The Indian Independence Movement

Gandhi was forty-five years old when he returned to India. Already well known in Indian political circles, he joined the Congress and was soon immersed in India's struggle for independence. His first major campaign was the non-cooperation movement of 1920. This involved a boycott of goods manufactured in Britain. Gandhi insisted on complete non-violence, and called off the movement in 1922 when some villagers attacked a police station and killed several policemen.
Attempts at Hindu-Muslim unity which had seemed well set on a path to completion in 1916, collapsed during this movement. Mohammed Ali Jinnah called this an "extremist movement [which] struck the imagination mostly of the inexperienced youth and the ignorant and illiterate". Through the 20's there was a rising tide of communal violence, and Gandhi's many fasts against this phenomenon did nothing to check it.

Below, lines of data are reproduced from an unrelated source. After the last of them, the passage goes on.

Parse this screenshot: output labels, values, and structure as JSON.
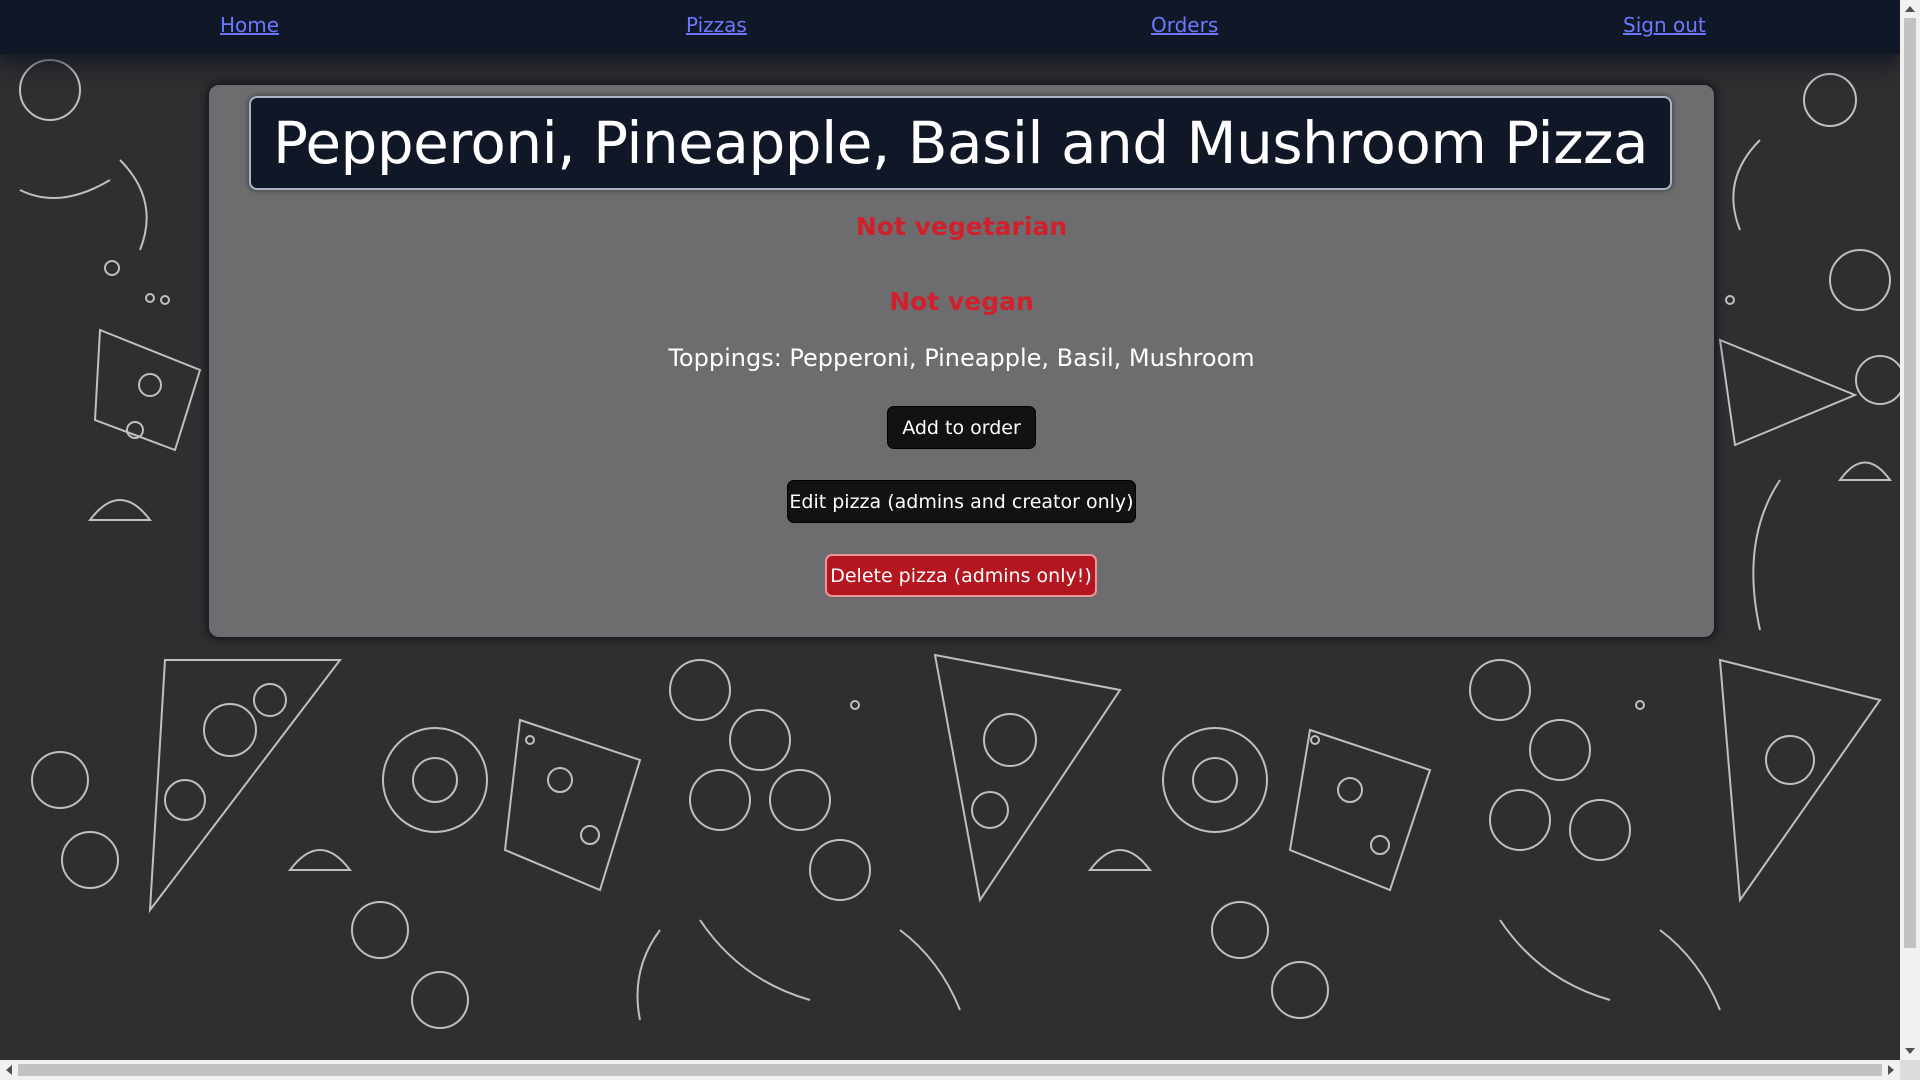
{
  "nav": {
    "items": [
      {
        "label": "Home"
      },
      {
        "label": "Pizzas"
      },
      {
        "label": "Orders"
      },
      {
        "label": "Sign out"
      }
    ]
  },
  "pizza": {
    "name": "Pepperoni, Pineapple, Basil and Mushroom Pizza",
    "vegetarian_status": "Not vegetarian",
    "vegan_status": "Not vegan",
    "toppings_label": "Toppings: Pepperoni, Pineapple, Basil, Mushroom"
  },
  "actions": {
    "add_label": "Add to order",
    "edit_label": "Edit pizza (admins and creator only)",
    "delete_label": "Delete pizza (admins only!)"
  },
  "colors": {
    "nav_background": "#101828",
    "link": "#6d78ff",
    "warning_text": "#d0202b",
    "delete_button": "#b3161f",
    "dark_button": "#121212"
  }
}
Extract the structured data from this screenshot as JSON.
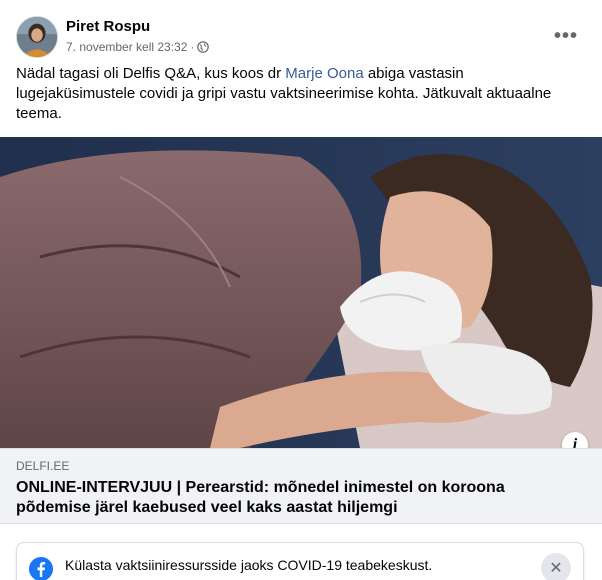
{
  "post": {
    "author": "Piret Rospu",
    "timestamp": "7. november kell 23:32",
    "separator": "·",
    "privacy_icon": "globe-icon",
    "more_label": "•••",
    "text_before": "Nädal tagasi oli Delfis Q&A, kus koos dr ",
    "mention": "Marje Oona",
    "text_after": " abiga vastasin lugejaküsimustele covidi ja gripi vastu vaktsineerimise kohta. Jätkuvalt aktuaalne teema.",
    "mention_color": "#385898"
  },
  "photo": {
    "info_label": "i"
  },
  "link_preview": {
    "domain": "DELFI.EE",
    "title": "ONLINE-INTERVJUU | Perearstid: mõnedel inimestel on koroona põdemise järel kaebused veel kaks aastat hiljemgi"
  },
  "covid_banner": {
    "icon": "facebook-icon",
    "text": "Külasta vaktsiiniressursside jaoks COVID-19 teabekeskust.",
    "close_label": "✕",
    "brand_color": "#1877f2"
  }
}
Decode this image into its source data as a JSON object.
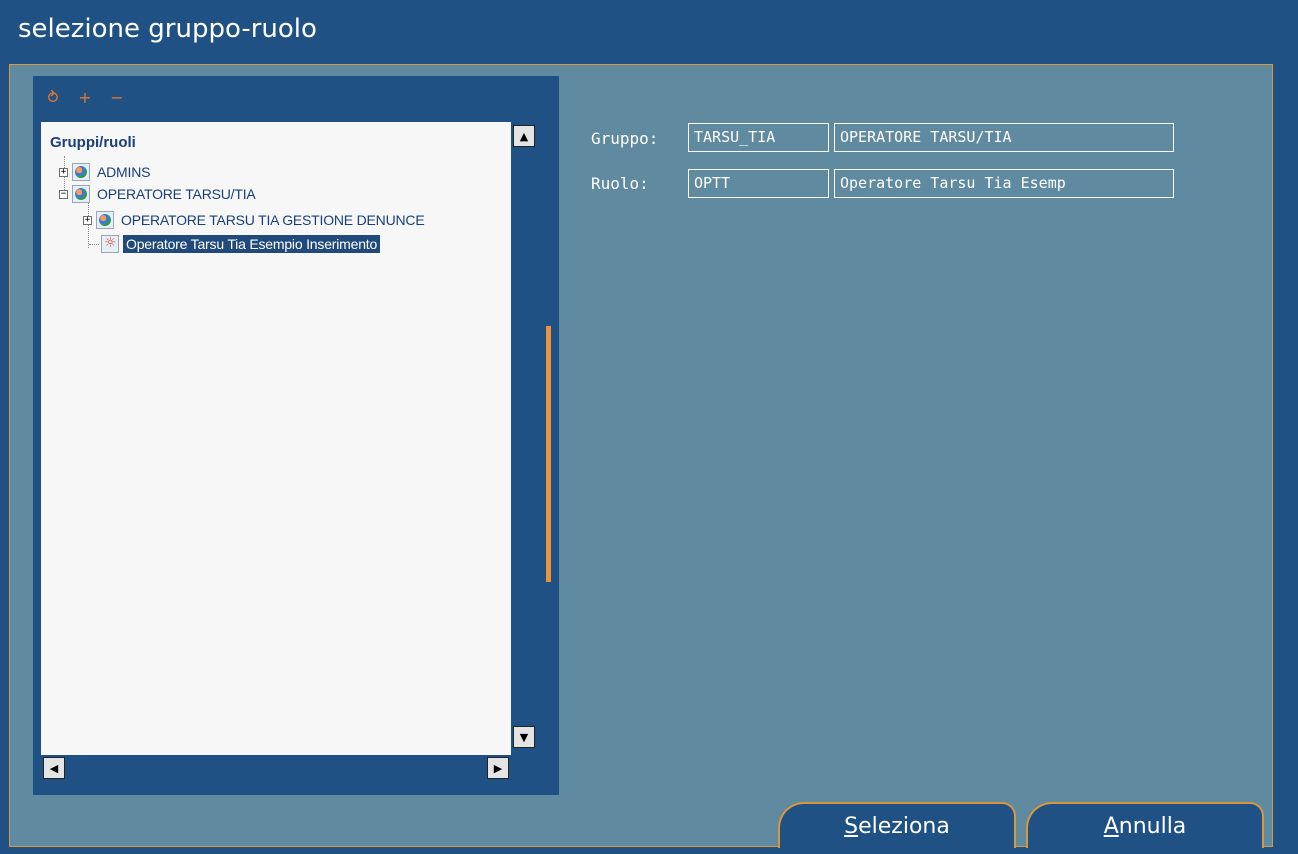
{
  "window": {
    "title": "selezione gruppo-ruolo"
  },
  "toolbar": {
    "buttons": [
      {
        "icon": "refresh-icon",
        "glyph": "⥁"
      },
      {
        "icon": "expand-all-icon",
        "glyph": "+"
      },
      {
        "icon": "collapse-all-icon",
        "glyph": "−"
      }
    ]
  },
  "tree": {
    "root_label": "Gruppi/ruoli",
    "nodes": [
      {
        "label": "ADMINS",
        "expander": "+"
      },
      {
        "label": "OPERATORE TARSU/TIA",
        "expander": "−"
      },
      {
        "label": "OPERATORE TARSU TIA GESTIONE DENUNCE",
        "expander": "+"
      },
      {
        "label": "Operatore Tarsu Tia Esempio Inserimento",
        "selected": true
      }
    ]
  },
  "scroll": {
    "up": "▲",
    "down": "▼",
    "left": "◀",
    "right": "▶"
  },
  "details": {
    "gruppo_label": "Gruppo:",
    "gruppo_code": "TARSU_TIA",
    "gruppo_name": "OPERATORE TARSU/TIA",
    "ruolo_label": "Ruolo:",
    "ruolo_code": "OPTT",
    "ruolo_name": "Operatore Tarsu Tia Esemp"
  },
  "buttons": {
    "select_first": "S",
    "select_rest": "eleziona",
    "cancel_first": "A",
    "cancel_rest": "nnulla"
  },
  "colors": {
    "frame": "#1f5185",
    "panel": "#5f8aa0",
    "accent": "#d8973e",
    "selection": "#1f4a7a"
  }
}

In 1930 another non-cooperation movement was launched. The British government in India jailed 60,000 Congress workers before making truce and calling Gandhi to negotiate with the viceroy. Winston Churchill's remark on this occasion about "this seditious fakir ... striding half-naked up the steps of the Viceroy's palace" was turned against the British and made into good propaganda.
Subhash Chandra Bose tried to move the Congress away from the Gandhian path of non-violence in 1939, but failed. In 1940 Jinnah called for a separate Muslim nation in those parts of India with a Muslim majority. In 1942 the British jailed the entire Congress leadership when the party threatened to go on another anti-British campaign. In 1944 Gandhi's wife, Kasturba, died. From 1944 to 1947 Gandhi tried to halt the partition of India, but failed.
On August 15, 1947 India became free. Gandhi refused to join the official ceremonies in Delhi and instead went on a fast in Calcutta, in protest against the communal violence erupting all over the newly-partitioned country. In January 1948 he went to New Delhi and began another fast for peace between Hindus and Muslims. On January 30 he was shot dead by a Hindu fanatic.